Acting Transport Minister Mick Gentlemen said the trial was to help encourage both locals and visitors to Canberra to choose an active and healthy way to move around the city.

"With dedicated bike parking zones, geo-fencing technologies and Airbike’s commitment to moving bikes as necessary, we are confident this trial will be of great benefit to Canberrans," Mr Gentlemen said.

“The trial seeks to establish a successful bike share scheme in the ACT which contributes to positioning Canberra as Australia’s cycling capital, is integrated with public transport, and provides a genuine transport option meeting the particular needs and preferences of Canberrans,” Mr Gentlemen said.
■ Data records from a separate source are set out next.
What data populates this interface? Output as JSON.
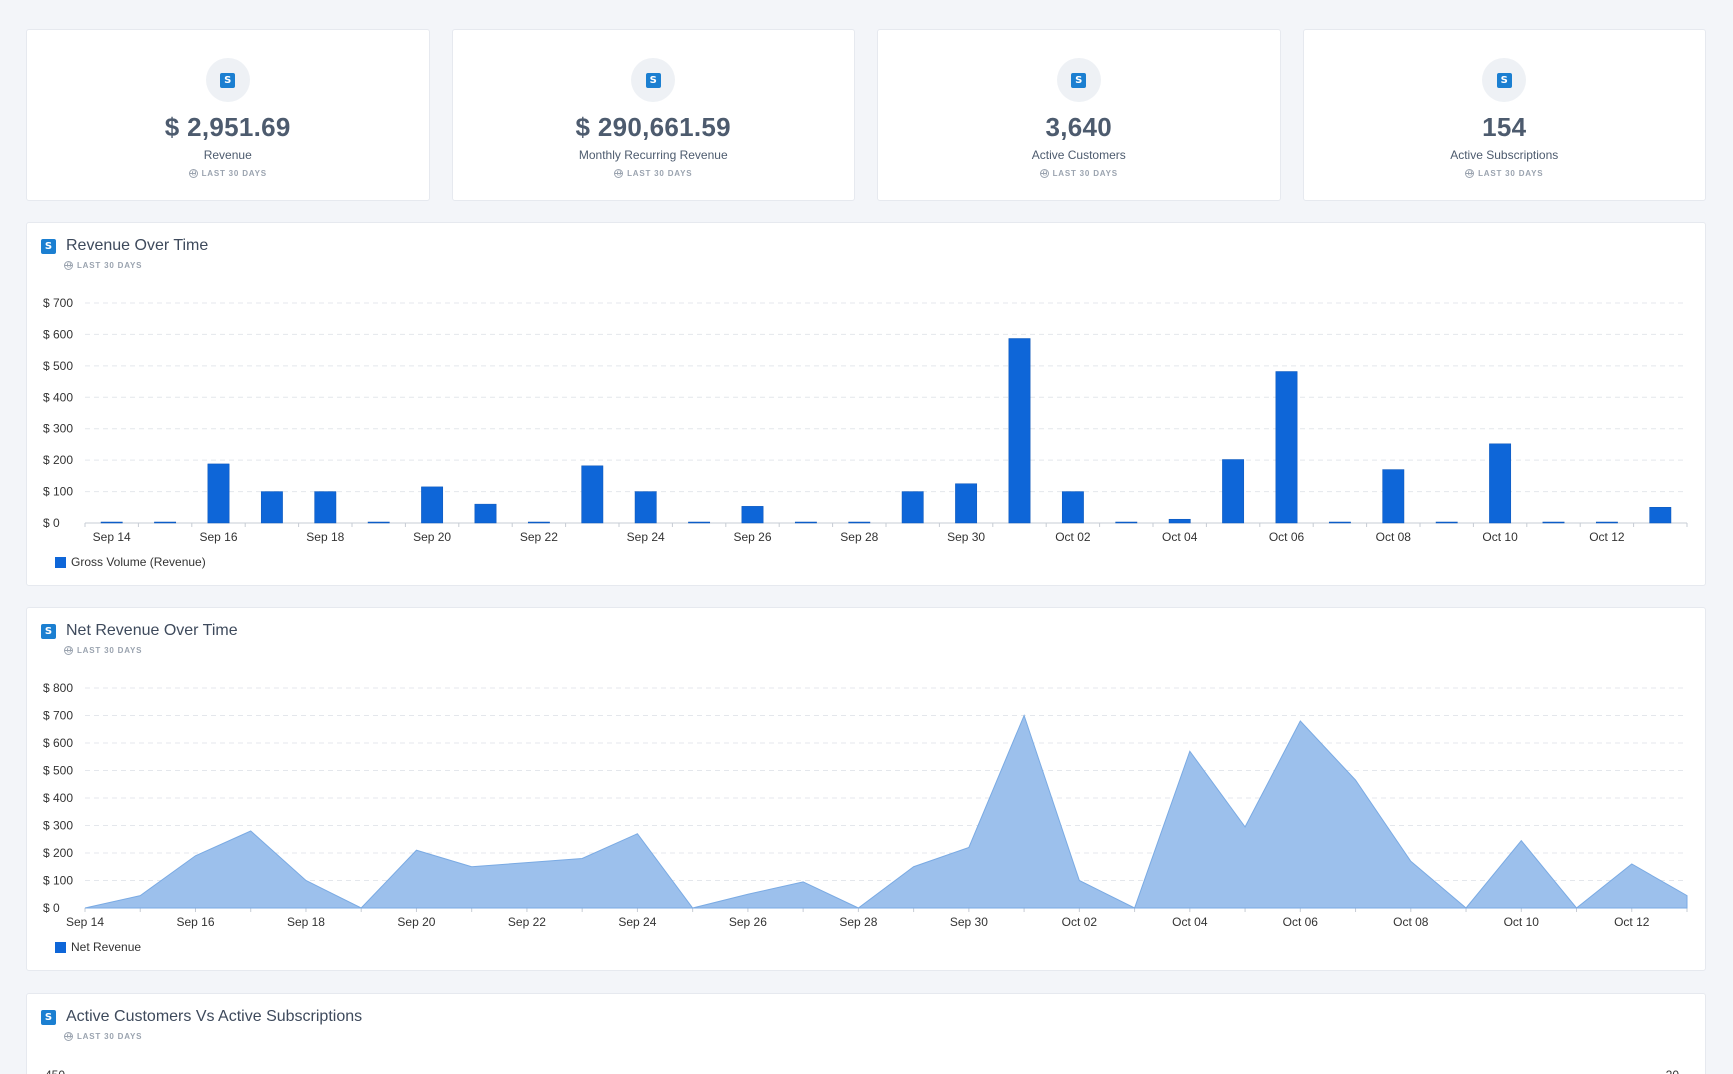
{
  "stats": [
    {
      "value": "$ 2,951.69",
      "label": "Revenue",
      "range": "LAST 30 DAYS",
      "icon": "stripe-s-icon"
    },
    {
      "value": "$ 290,661.59",
      "label": "Monthly Recurring Revenue",
      "range": "LAST 30 DAYS",
      "icon": "stripe-s-icon"
    },
    {
      "value": "3,640",
      "label": "Active Customers",
      "range": "LAST 30 DAYS",
      "icon": "stripe-s-icon"
    },
    {
      "value": "154",
      "label": "Active Subscriptions",
      "range": "LAST 30 DAYS",
      "icon": "stripe-s-icon"
    }
  ],
  "icon_letter": "S",
  "colors": {
    "accent": "#1b7fd1",
    "bar": "#0e66d8",
    "area": "#9cc0ec",
    "area_stroke": "#7aaae3"
  },
  "panels": {
    "revenue": {
      "title": "Revenue Over Time",
      "range": "LAST 30 DAYS"
    },
    "net": {
      "title": "Net Revenue Over Time",
      "range": "LAST 30 DAYS"
    },
    "customers": {
      "title": "Active Customers Vs Active Subscriptions",
      "range": "LAST 30 DAYS",
      "left_tick": "450",
      "right_tick": "20"
    }
  },
  "chart_data": [
    {
      "type": "bar",
      "title": "Revenue Over Time",
      "categories": [
        "Sep 14",
        "Sep 15",
        "Sep 16",
        "Sep 17",
        "Sep 18",
        "Sep 19",
        "Sep 20",
        "Sep 21",
        "Sep 22",
        "Sep 23",
        "Sep 24",
        "Sep 25",
        "Sep 26",
        "Sep 27",
        "Sep 28",
        "Sep 29",
        "Sep 30",
        "Oct 01",
        "Oct 02",
        "Oct 03",
        "Oct 04",
        "Oct 05",
        "Oct 06",
        "Oct 07",
        "Oct 08",
        "Oct 09",
        "Oct 10",
        "Oct 11",
        "Oct 12",
        "Oct 13"
      ],
      "tick_labels": [
        "Sep 14",
        "Sep 16",
        "Sep 18",
        "Sep 20",
        "Sep 22",
        "Sep 24",
        "Sep 26",
        "Sep 28",
        "Sep 30",
        "Oct 02",
        "Oct 04",
        "Oct 06",
        "Oct 08",
        "Oct 10",
        "Oct 12"
      ],
      "series": [
        {
          "name": "Gross Volume (Revenue)",
          "values": [
            0,
            0,
            188,
            100,
            100,
            0,
            115,
            60,
            0,
            182,
            100,
            0,
            53,
            0,
            0,
            100,
            125,
            587,
            100,
            0,
            12,
            202,
            482,
            0,
            170,
            0,
            252,
            0,
            0,
            50
          ]
        }
      ],
      "yticks": [
        "$ 0",
        "$ 100",
        "$ 200",
        "$ 300",
        "$ 400",
        "$ 500",
        "$ 600",
        "$ 700"
      ],
      "ylim": [
        0,
        700
      ],
      "grid": true,
      "legend": "bottom-left"
    },
    {
      "type": "area",
      "title": "Net Revenue Over Time",
      "categories": [
        "Sep 14",
        "Sep 15",
        "Sep 16",
        "Sep 17",
        "Sep 18",
        "Sep 19",
        "Sep 20",
        "Sep 21",
        "Sep 22",
        "Sep 23",
        "Sep 24",
        "Sep 25",
        "Sep 26",
        "Sep 27",
        "Sep 28",
        "Sep 29",
        "Sep 30",
        "Oct 01",
        "Oct 02",
        "Oct 03",
        "Oct 04",
        "Oct 05",
        "Oct 06",
        "Oct 07",
        "Oct 08",
        "Oct 09",
        "Oct 10",
        "Oct 11",
        "Oct 12",
        "Oct 13"
      ],
      "tick_labels": [
        "Sep 14",
        "Sep 16",
        "Sep 18",
        "Sep 20",
        "Sep 22",
        "Sep 24",
        "Sep 26",
        "Sep 28",
        "Sep 30",
        "Oct 02",
        "Oct 04",
        "Oct 06",
        "Oct 08",
        "Oct 10",
        "Oct 12"
      ],
      "series": [
        {
          "name": "Net Revenue",
          "values": [
            0,
            45,
            190,
            280,
            100,
            0,
            210,
            150,
            165,
            180,
            270,
            0,
            50,
            95,
            0,
            150,
            220,
            700,
            100,
            0,
            570,
            295,
            680,
            465,
            170,
            0,
            245,
            0,
            160,
            45
          ]
        }
      ],
      "yticks": [
        "$ 0",
        "$ 100",
        "$ 200",
        "$ 300",
        "$ 400",
        "$ 500",
        "$ 600",
        "$ 700",
        "$ 800"
      ],
      "ylim": [
        0,
        800
      ],
      "grid": true,
      "legend": "bottom-left"
    }
  ]
}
Under new ACT bike share guidelines, dockless bike share operators have to provide GPS tracking for all bikes and employ enough staff to ensure they can be recovered quickly if discarded.

With a 2026 target of seven per cent of all travel to be by bike, it’s clear that the ACT Government is making a big play to establish itself as one of the best places to ride a bike in Australia.  

Only last month the ACT Government announced an investment of $30 million towards active travel infrastructure and a new mountain bike network. 

Bicycle Network is a strong supporter of dockless share bikes and is keen to see the trial succeed as a potential model for other Australian cities.  

Ofo and ReddyGo quit 

It appears that red tape is the blame for the withdrawal of Reddy Go and Ofo from Australian markets. 

According to the Sydney Morning Herald, Reddy Go told it's users it was restructuring its business model due to regulatory requirements in Sydney and that members could collect free bikes from its warehouse in Alexandria.

In the same week, after less than a year in Australia, Ofo also announced that it was withdrawing from both Adelaide and Sydney within two months. 

The Chinese-owned company told News.com.au that it now had made a “strategic decision to focus on priority markets internationally”.